I want things to be good here and I want people to read this and like it or hate it or ion some way react, but don’t expect them to. But I can’t say for sure if anyone is even reading this stuff. So, there is less pressure to be good or entertaining. Perhaps I’m just lazy at heart and only care if I’m getting paid to care. In some ways that might make me a whore except that in most cases, if not all, the whore is only pretending to care and doesn’t actually, really, give a crap. That’s the difference, I guess. In this case, I’m the whore with a heart of gold and I care. Really. Now give me fifty bucks. Don’t look at me, I earned it!

You have to love a place where the author refers to themselves as a whore. But really, when I think about it more, I have been a whore many times in my life. For example, almost every time I ever did a movie or a music video or a commercial that I didn’t believe in. I only did it for the money in those cases but also in those cases I did care about how it all turned out. I wanted the results to be good and worked very hard to make sure that they were. it didn’t always work out but it wasn’t because I didn’t care or didn’t try, there were other factors that influenced the outcome. It wasn’t me. I was in there swinging for the fences but the fences kept getting moved farther and farther away.

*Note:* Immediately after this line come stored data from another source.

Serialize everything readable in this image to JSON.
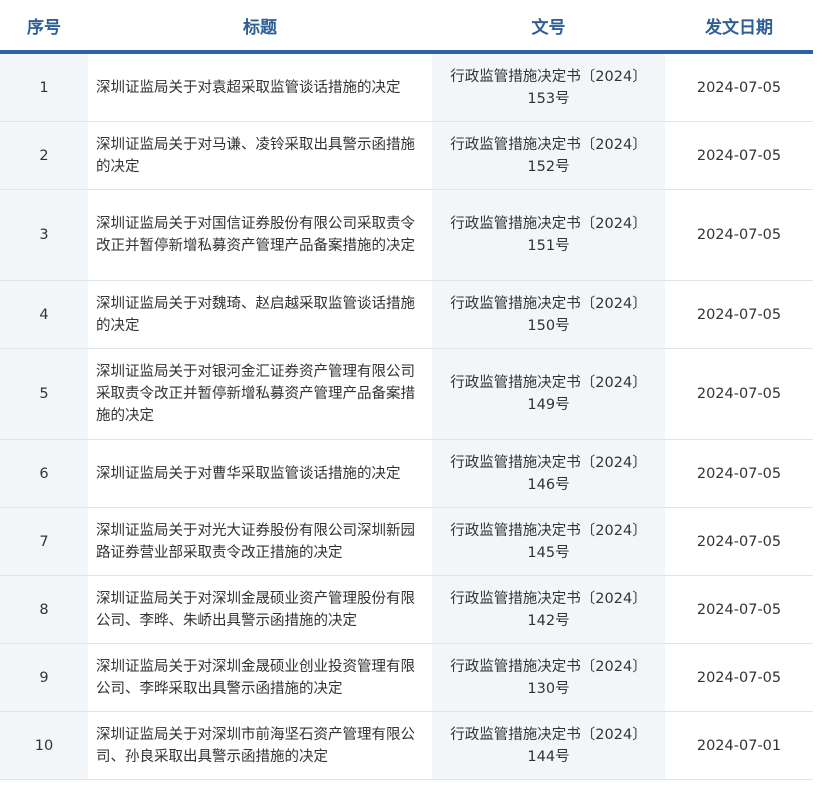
{
  "table": {
    "headers": {
      "no": "序号",
      "title": "标题",
      "doc": "文号",
      "date": "发文日期"
    },
    "rows": [
      {
        "no": "1",
        "title": "深圳证监局关于对袁超采取监管谈话措施的决定",
        "doc": "行政监管措施决定书〔2024〕153号",
        "date": "2024-07-05"
      },
      {
        "no": "2",
        "title": "深圳证监局关于对马谦、凌铃采取出具警示函措施的决定",
        "doc": "行政监管措施决定书〔2024〕152号",
        "date": "2024-07-05"
      },
      {
        "no": "3",
        "title": "深圳证监局关于对国信证券股份有限公司采取责令改正并暂停新增私募资产管理产品备案措施的决定",
        "doc": "行政监管措施决定书〔2024〕151号",
        "date": "2024-07-05"
      },
      {
        "no": "4",
        "title": "深圳证监局关于对魏琦、赵启越采取监管谈话措施的决定",
        "doc": "行政监管措施决定书〔2024〕150号",
        "date": "2024-07-05"
      },
      {
        "no": "5",
        "title": "深圳证监局关于对银河金汇证券资产管理有限公司采取责令改正并暂停新增私募资产管理产品备案措施的决定",
        "doc": "行政监管措施决定书〔2024〕149号",
        "date": "2024-07-05"
      },
      {
        "no": "6",
        "title": "深圳证监局关于对曹华采取监管谈话措施的决定",
        "doc": "行政监管措施决定书〔2024〕146号",
        "date": "2024-07-05"
      },
      {
        "no": "7",
        "title": "深圳证监局关于对光大证券股份有限公司深圳新园路证券营业部采取责令改正措施的决定",
        "doc": "行政监管措施决定书〔2024〕145号",
        "date": "2024-07-05"
      },
      {
        "no": "8",
        "title": "深圳证监局关于对深圳金晟硕业资产管理股份有限公司、李晔、朱峤出具警示函措施的决定",
        "doc": "行政监管措施决定书〔2024〕142号",
        "date": "2024-07-05"
      },
      {
        "no": "9",
        "title": "深圳证监局关于对深圳金晟硕业创业投资管理有限公司、李晔采取出具警示函措施的决定",
        "doc": "行政监管措施决定书〔2024〕130号",
        "date": "2024-07-05"
      },
      {
        "no": "10",
        "title": "深圳证监局关于对深圳市前海坚石资产管理有限公司、孙良采取出具警示函措施的决定",
        "doc": "行政监管措施决定书〔2024〕144号",
        "date": "2024-07-01"
      }
    ]
  }
}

What does any of this mean to you? Well friends (yes you, you and you) here’s where I pull it all together. In your life, it’s ok to not be great sometimes and its even ok to fail once in awhile. As long as you can go home knowing that you tried to do your best, you’re still a winner. And, its ok to be a whore too sometimes. We are all like that once in awhile. You haven’t sold out as long as you keep fighting for quality. If you ever stop fighting to make things better, even when nobody else gives a crap, then its over and you are just a whore who’s faking it. And faking it is not good. Unless you’re the President of the United States. In that case, its all good.

On another front, somebody put together a list of the best comic book covers of 2006.I think that’s kinda cool. I know the year isn’t over yet but what the hell. Check it out here. Plus, I thought the picture was somewhat appropriate to the above diatribe. That’s it. Stay classy San Diego (or LA or New York or London or wherever you are).